My blog about philosophy, coding, and anything else that interests me.
This is a guest post by Logan Chipkin.
There are growing rumblings about the need for a National Commission on Truth and Reconciliation for the post-Trump world. In a recent Philadelphia Inquirer opinion piece, Will Bunch wrote that “The idea behind such panels is to hold high-profile hearings that aren’t geared toward punishment but exposing the truth of what has happened—no matter how painful—so that once-divided citizens can again find a common language or grant amnesty, which will form the basis for the conversation to make sure these things never happen again.”
It never ceases to amaze me that the same people who mock evolution deniers often make the same error in the realm of human activity—you cannot determine the truth from the top-down, once-and-for-all. The only method by which we create knowledge is, as the philosopher Karl Popper discovered, by guessing some candidate explanations, criticizing them, and tentatively retaining whichever survives our scrutiny. We can never be absolutely certain that we’ve reached the truth, because we don’t know about future criticisms or superior explanations that someone might come up with tomorrow.
So call it a Commission on Truth if you like, but it will never reliably deliver truth. Nothing can. One may as well create a spaceship called ‘Faster than the Speed of Light’. Both projects are trying to violate the laws of nature.
The idea that one can simply establish a board that will determine the truth fails for other, practical reasons. Is Mr. Bunch so confident that the Commission will be manned by people whose ideas he approves of? What happens when individuals on the Commission disagree with each other? Whose truth is Truth, capital T, and how is that disagreement adjudicated? People are fallible, and all of our knowledge is conjectural. We are not, and cannot be made to be, a species of eight billion monolithic automata. Our ideas, values, and understanding of the world will inevitably diverge, and creativity is always required to reconcile contrasting perspectives. Some panel of experts from the priestly class cannot deliver the truth to the masses mechanistically, like manna from the sky.

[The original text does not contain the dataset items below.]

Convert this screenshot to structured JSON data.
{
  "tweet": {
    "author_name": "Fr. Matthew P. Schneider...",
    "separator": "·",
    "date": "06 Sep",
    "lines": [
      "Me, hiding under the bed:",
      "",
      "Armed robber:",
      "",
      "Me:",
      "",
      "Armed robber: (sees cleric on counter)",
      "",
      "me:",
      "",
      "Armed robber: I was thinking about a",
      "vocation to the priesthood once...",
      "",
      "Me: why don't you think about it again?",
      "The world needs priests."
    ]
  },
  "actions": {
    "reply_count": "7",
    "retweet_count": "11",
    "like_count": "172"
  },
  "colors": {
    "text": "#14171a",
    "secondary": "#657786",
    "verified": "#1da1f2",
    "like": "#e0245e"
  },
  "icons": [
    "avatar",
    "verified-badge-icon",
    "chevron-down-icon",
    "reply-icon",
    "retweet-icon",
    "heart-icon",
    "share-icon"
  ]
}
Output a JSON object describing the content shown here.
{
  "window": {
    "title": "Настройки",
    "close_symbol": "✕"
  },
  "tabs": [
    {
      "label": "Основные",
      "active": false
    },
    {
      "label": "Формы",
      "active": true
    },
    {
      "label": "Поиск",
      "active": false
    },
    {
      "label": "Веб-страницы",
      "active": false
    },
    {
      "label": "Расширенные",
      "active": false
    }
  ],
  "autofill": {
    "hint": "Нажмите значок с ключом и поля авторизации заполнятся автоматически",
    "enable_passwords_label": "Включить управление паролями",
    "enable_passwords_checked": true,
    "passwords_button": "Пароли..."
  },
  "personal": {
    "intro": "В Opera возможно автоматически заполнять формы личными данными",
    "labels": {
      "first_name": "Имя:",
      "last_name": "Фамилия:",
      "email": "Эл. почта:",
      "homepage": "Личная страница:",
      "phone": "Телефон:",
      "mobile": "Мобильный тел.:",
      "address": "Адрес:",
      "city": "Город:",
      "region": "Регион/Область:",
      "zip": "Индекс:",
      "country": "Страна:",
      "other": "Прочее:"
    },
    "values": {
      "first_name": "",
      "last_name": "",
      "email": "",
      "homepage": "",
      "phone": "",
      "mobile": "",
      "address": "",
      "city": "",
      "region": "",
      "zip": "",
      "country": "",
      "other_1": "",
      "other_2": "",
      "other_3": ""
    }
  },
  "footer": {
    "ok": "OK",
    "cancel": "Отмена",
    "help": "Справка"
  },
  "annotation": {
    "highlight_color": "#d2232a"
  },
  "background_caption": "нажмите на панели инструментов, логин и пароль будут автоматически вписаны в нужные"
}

If these overlords—or would-be overlords—are convinced that they hold the truth, they should be able to explain themselves to the rest of us. Moreover, when a non-priest disagrees, the Truth Panelists should be able to refute the citizen’s ideas. After all, the determinants of Truth must have considered all of the possible counterarguments, right? As I had explained, this is logically impossible. It’s worth repeating—no one can possibly foresee novel arguments, refutations, and alternative explanations that may be created in the future.
Nor would such a Commission unify people over the truth, as Bunch thinks it would. It does not solve the (insoluble) problem of delivering the infallible truth to all Americans. Therefore, some recipients of the Messages from On High will disagree with it, and their counterarguments may not be easily dismissible. In reality, the desire to unify Americans over ‘the truth’ will mean doing so over the Commission’s ‘Truth’. What, exactly, would the Panel of Priests do with those of us who disagree with their ‘Truth’? Would we be regarded as rabble-rousers who stand in the way of American unity?
A belief in the possibility of a Commission on Truth lends itself to tyranny and violence, because there can be no rational reason why someone would dissent from the ‘final word’ of the Commission. In this worldview, there are only ‘good’ people—those who agree with the Commission—and ‘bad’ people—those who do not. And because progress depends on accepting the Word of the Expert Panelists (so adherents to this worldview think), squashing dissenters is both necessary and morally justified.
No Truth Commission will bring Americans together over some infallible Deliverance of Truth. All of our cultural divisions will remain after the election. It is no accident that as the federal government swells ever larger, the hostility between citizens of opposing political camps burns hotter in tandem: the stakes grow with each election. Rather than peaceably going our separate ways, like divorcees, we continue to battle over the greatest power center the Earth has ever seen. Following an election, we hope that our political opponents never rear their fire-breathing head again. But no one’s going anywhere. Creationists like Bunch are mistaken to think that if only we had some infallible authority, we could determine the truth for all Americans, once-and-for-all. We have to debate, discuss, and exchange ideas to make progress. No one can do it for us from the top-down.
Never let anyone tell you what you have to think—you’re the most creative entity in the entire universe. Tyrants will always try to convince you otherwise. Only you can let them.